A low socioeconomic status has also been described as a risk factor for SIDS.

The intrinsic risk factors include

  • male gender,
  • some polymorphisms on the gene encoding for the promotor region of the serotonin transporter, and
  • being black or native American.

Other non-modifiable risk factors include prematurity and perinatal exposure to smoking.

Recent studies have showed that the most common cause of SIDS is asphyxia which could be due to bed sharing with adults, or sleeping in prone position.

The Five Steps Pathway and the Pathogenesis of Sudden Infant Death Syndrome

Early human and animal studies have showed that the most important cause of SIDS is asphyxia. Cardiorespiratory recordings in infants who died from SIDS afterwards and animal experimental studies have pointed towards a five-step pathway in the pathogenesis of SIDS.

  1. The first step is a life-threatening event which causes either severe asphyxia or severe brain hypoperfusion. This step can happen in any infant and most infants recover from it. When the asphyxia is severe enough, the infant might fail to wake up or turn his or her head into a better position.
  2. This can be related to the severe hypoxia and hypercapnia seen in patients who progress to the second step after asphyxia.
  3. The infant will then develop severe progressive asphyxia, will lose muscle tone, and will enter a hypoxic coma.
  4. If no intervention is made by the caregiver so far, the infant is expected to enter the fourth step where extreme bradycardia and gasping ensue.
  5. This is a terminal-event that usually happens before the last step which is characterized by failed auto-resuscitation and eventually death.

Diagnostic Workup in Brief Resolved Unexplained Event and Sudden Infant Death Syndrome

Sudden infant death syndrome

Any infant who is brought to the emergency department with sudden unexplained death should be fully examined and a detailed history should be obtained from the caregivers to determine the cause of death. If no cause can be identified, an autopsy should be performed to exclude any apparent cause for death. When the autopsy fails to reveal the cause of death, the diagnosis of SIDS is confirmed.

Brief resolved unexplained event

Diagnostic workup in infants with BRUE should be tailored towards the most likely cause and the risk stratification of the infant.

Low-risk infants without any apparent cause should not receive any extensive testing except for a continuous pulse oximetry monitoring combined with serial vital signs checkups while at the emergency department for four hours to be later discharged home.

In high-risk infants, the cause of the BRUE presentation can be usually determined from the history and physical examination. In that case, laboratory investigations, imaging studies and any more specific tests should be performed as per the routine diagnostic workup for the cause of the BRUE. Therefore, there are no specific tests to be performed to confirm the diagnosis of BRUE.

Treatment of Brief Resolved Unexplained Event and Sudden Infant Death Syndrome

Brief resolved unexplained event

The treatment of low-risk BRUE is merely close observation at the emergency department for four hours followed by discharge with some advice and recommendations.

The nature of the event, the possible causes, and its association with SIDS should be explained to the caregivers or parents.

High-risk BRUE should be treated in an inpatient setting with close monitoring. No specific treatment is indicated for the BRUE itself but antibiotic therapy for an acute respiratory infection, or anti-reflux treatment for gastroesophageal reflux disease are indicated when needed.

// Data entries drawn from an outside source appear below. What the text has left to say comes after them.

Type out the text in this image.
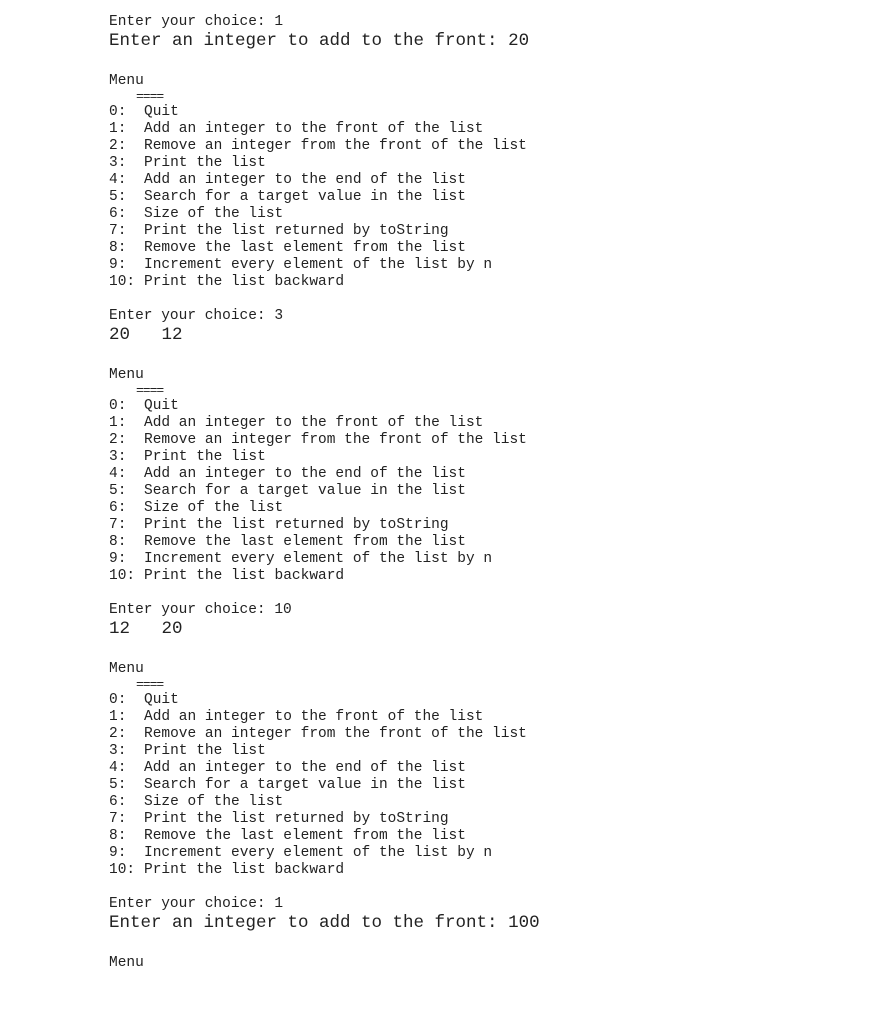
Enter your choice: 1
Enter an integer to add to the front: 20
Menu
====
0:	Quit
1:	Add an integer to the front of the list
2:	Remove an integer from the front of the list
3:	Print the list
4:	Add an integer to the end of the list
5:	Search for a target value in the list
6:	Size of the list
7:	Print the list returned by toString
8:	Remove the last element from the list
9:	Increment every element of the list by n
10: Print the list backward
Enter your choice: 3
20   12
Menu
====
0:	Quit
1:	Add an integer to the front of the list
2:	Remove an integer from the front of the list
3:	Print the list
4:	Add an integer to the end of the list
5:	Search for a target value in the list
6:	Size of the list
7:	Print the list returned by toString
8:	Remove the last element from the list
9:	Increment every element of the list by n
10: Print the list backward
Enter your choice: 10
12   20
Menu
====
0:	Quit
1:	Add an integer to the front of the list
2:	Remove an integer from the front of the list
3:	Print the list
4:	Add an integer to the end of the list
5:	Search for a target value in the list
6:	Size of the list
7:	Print the list returned by toString
8:	Remove the last element from the list
9:	Increment every element of the list by n
10: Print the list backward
Enter your choice: 1
Enter an integer to add to the front: 100
Menu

Sudden infant death syndrome

There are few measures that have been proven to lower the risk of SIDS and they include putting the infant in the supine position in a shared room but a separate bed with a firm mattress.

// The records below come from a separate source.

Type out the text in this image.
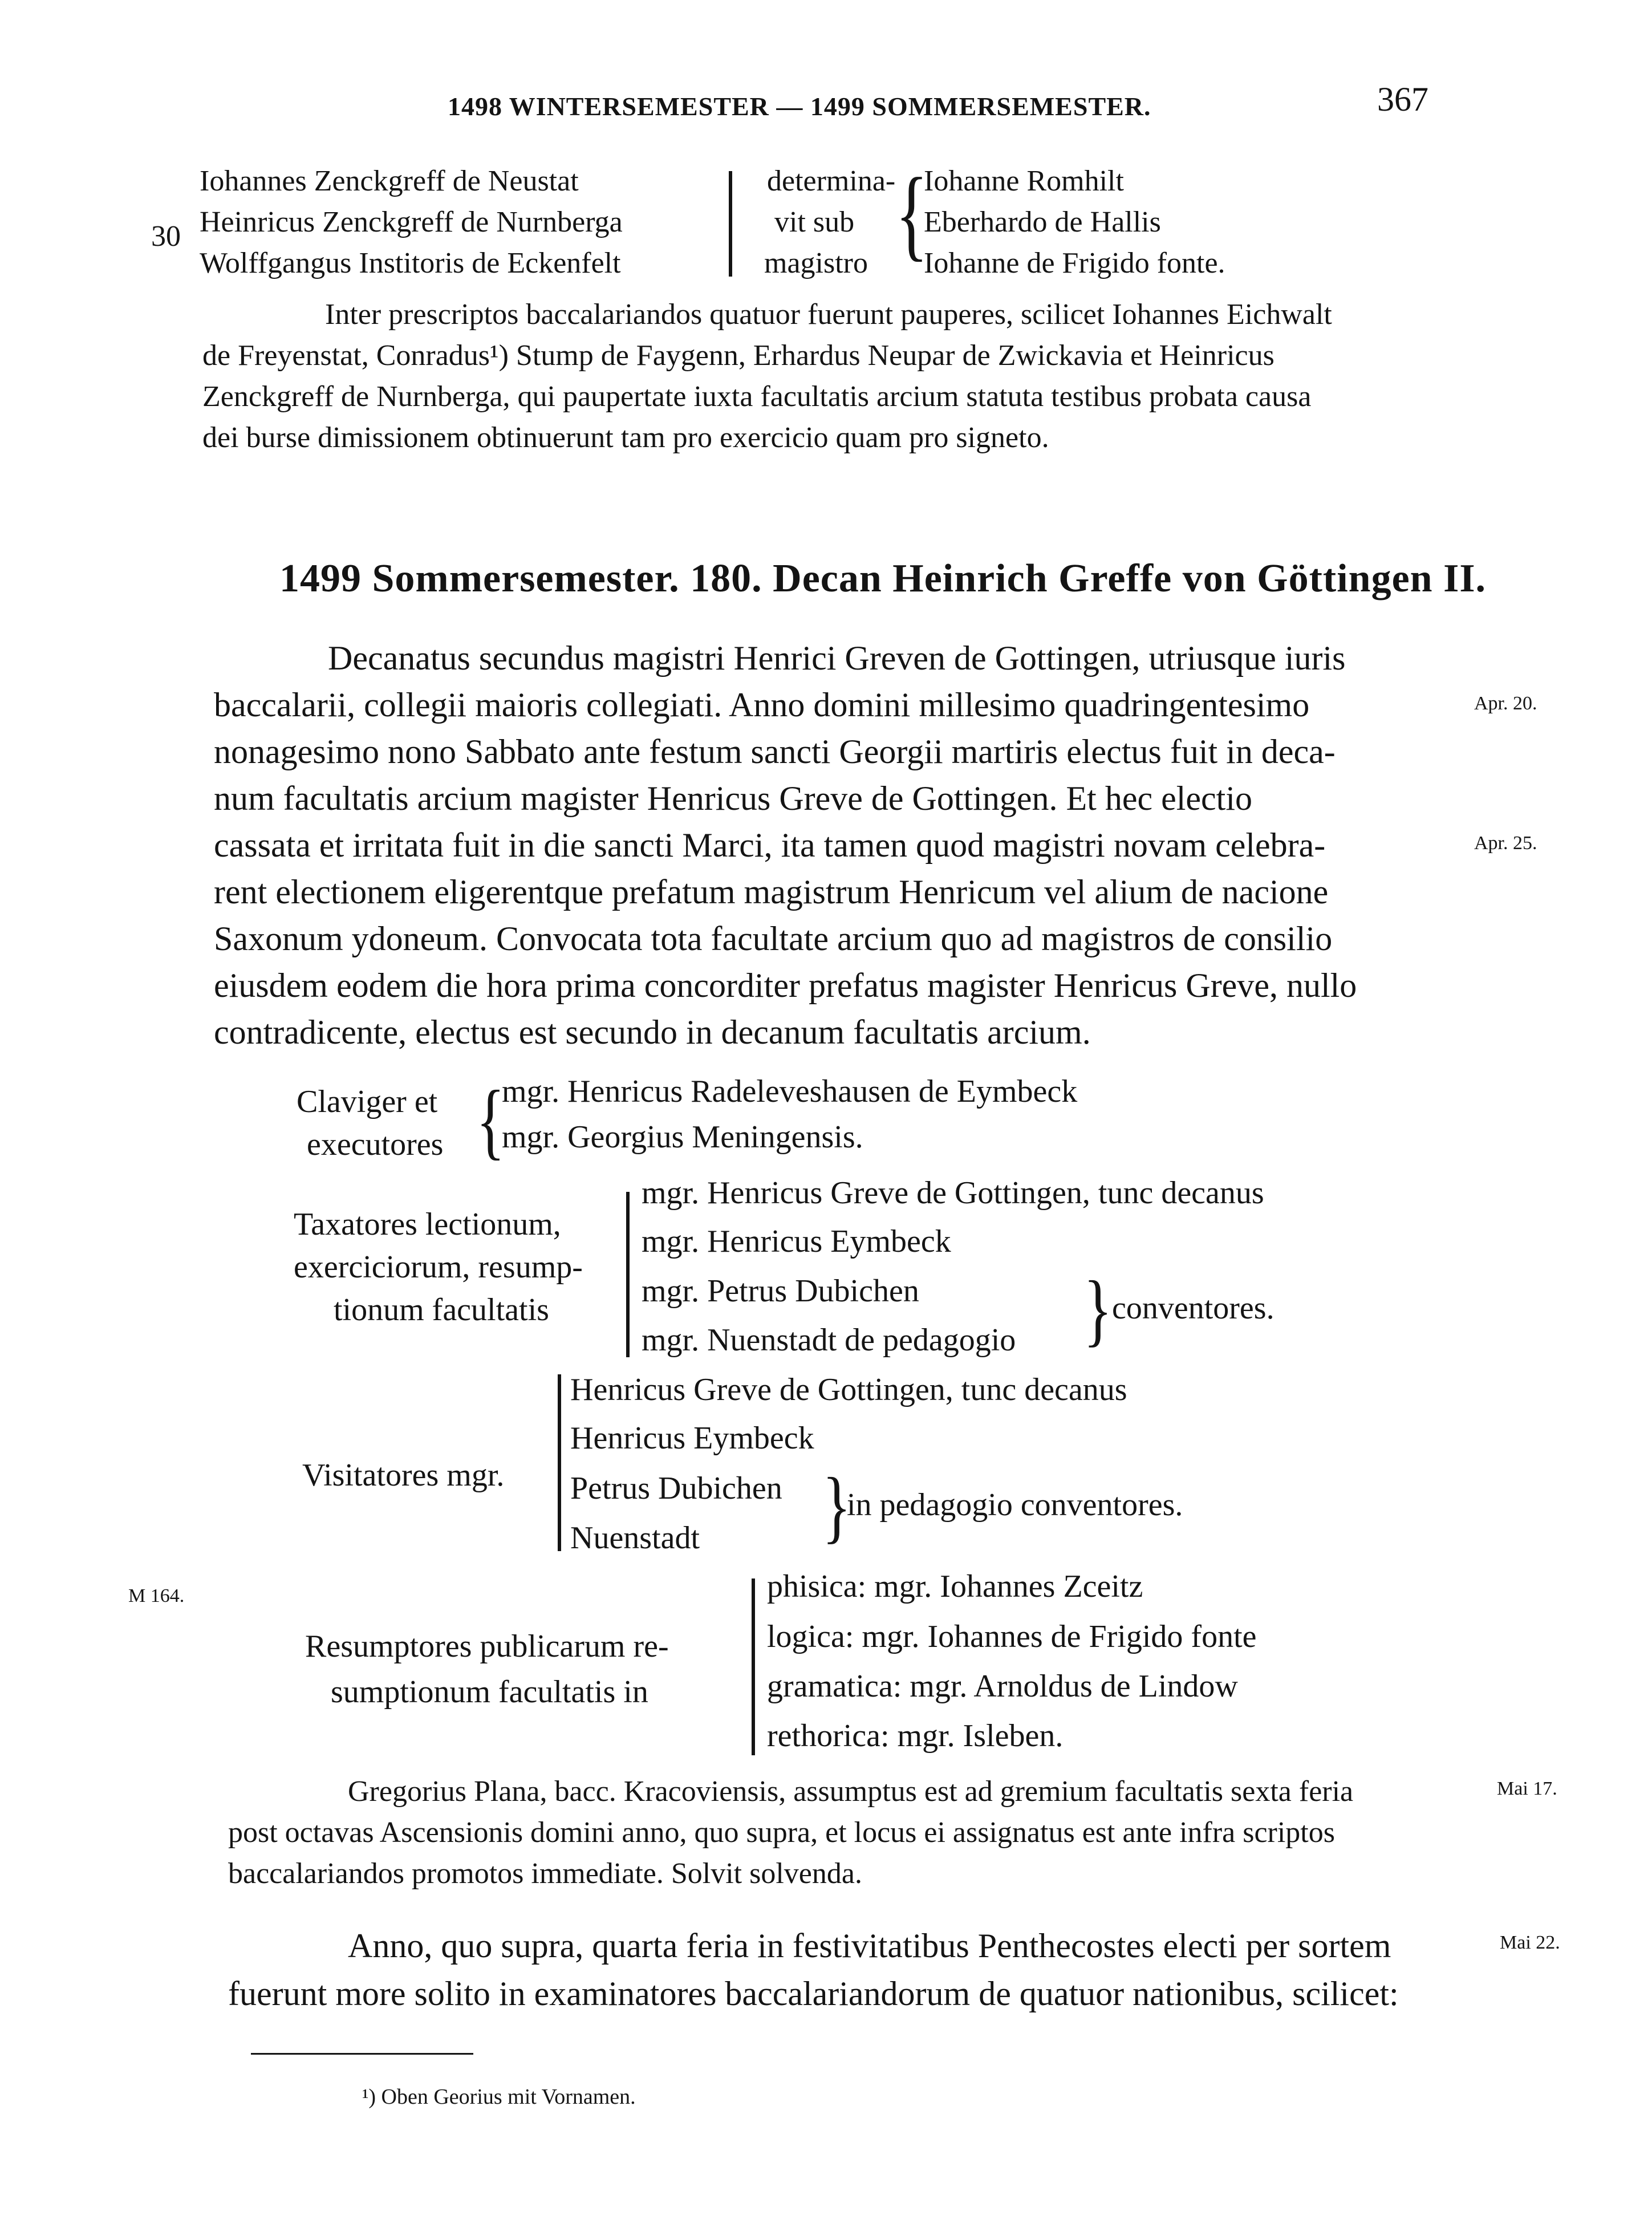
1498 WINTERSEMESTER — 1499 SOMMERSEMESTER.	367
30
Iohannes Zenckgreff de Neustat
Heinricus Zenckgreff de Nurnberga
Wolffgangus Institoris de Eckenfelt
determina-
vit sub
magistro {
Iohanne Romhilt
Eberhardo de Hallis
Iohanne de Frigido fonte.
Inter prescriptos baccalariandos quatuor fuerunt pauperes, scilicet Iohannes Eichwalt
de Freyenstat, Conradus¹) Stump de Faygenn, Erhardus Neupar de Zwickavia et Heinricus
Zenckgreff de Nurnberga, qui paupertate iuxta facultatis arcium statuta testibus probata causa
dei burse dimissionem obtinuerunt tam pro exercicio quam pro signeto.
1499 Sommersemester. 180. Decan Heinrich Greffe von Göttingen II.
Decanatus secundus magistri Henrici Greven de Gottingen, utriusque iuris
baccalarii, collegii maioris collegiati. Anno domini millesimo quadringentesimo
nonagesimo nono Sabbato ante festum sancti Georgii martiris electus fuit in deca-
num facultatis arcium magister Henricus Greve de Gottingen. Et hec electio
cassata et irritata fuit in die sancti Marci, ita tamen quod magistri novam celebra-
rent electionem eligerentque prefatum magistrum Henricum vel alium de nacione
Saxonum ydoneum. Convocata tota facultate arcium quo ad magistros de consilio
eiusdem eodem die hora prima concorditer prefatus magister Henricus Greve, nullo
contradicente, electus est secundo in decanum facultatis arcium.
Apr. 20.
Apr. 25.
Claviger et
executores {
mgr. Henricus Radeleveshausen de Eymbeck
mgr. Georgius Meningensis.
Taxatores lectionum,
exerciciorum, resump-
tionum facultatis
mgr. Henricus Greve de Gottingen, tunc decanus
mgr. Henricus Eymbeck
mgr. Petrus Dubichen
mgr. Nuenstadt de pedagogio } conventores.
Visitatores mgr.
Henricus Greve de Gottingen, tunc decanus
Henricus Eymbeck
Petrus Dubichen
Nuenstadt }
in pedagogio conventores.
M 164.
Resumptores publicarum re-
sumptionum facultatis in
phisica: mgr. Iohannes Zceitz
logica: mgr. Iohannes de Frigido fonte
gramatica: mgr. Arnoldus de Lindow
rethorica: mgr. Isleben.
Gregorius Plana, bacc. Kracoviensis, assumptus est ad gremium facultatis sexta feria
post octavas Ascensionis domini anno, quo supra, et locus ei assignatus est ante infra scriptos
baccalariandos promotos immediate. Solvit solvenda.
Mai 17.
Anno, quo supra, quarta feria in festivitatibus Penthecostes electi per sortem
fuerunt more solito in examinatores baccalariandorum de quatuor nationibus, scilicet:
Mai 22.
¹) Oben Georius mit Vornamen.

During pregnancy, the mother should be encouraged to stop smoking if she is a smoker. Overheating of the room, bed sharing, soft bedding, prone sleeping and side sleeping should be all discouraged.

If SIDS occured, professional grief counseling with an experienced psychologist is required. The unexplained sudden death of an infant can trigger feelings of anger and guilt which can later lead to depression or anxiety.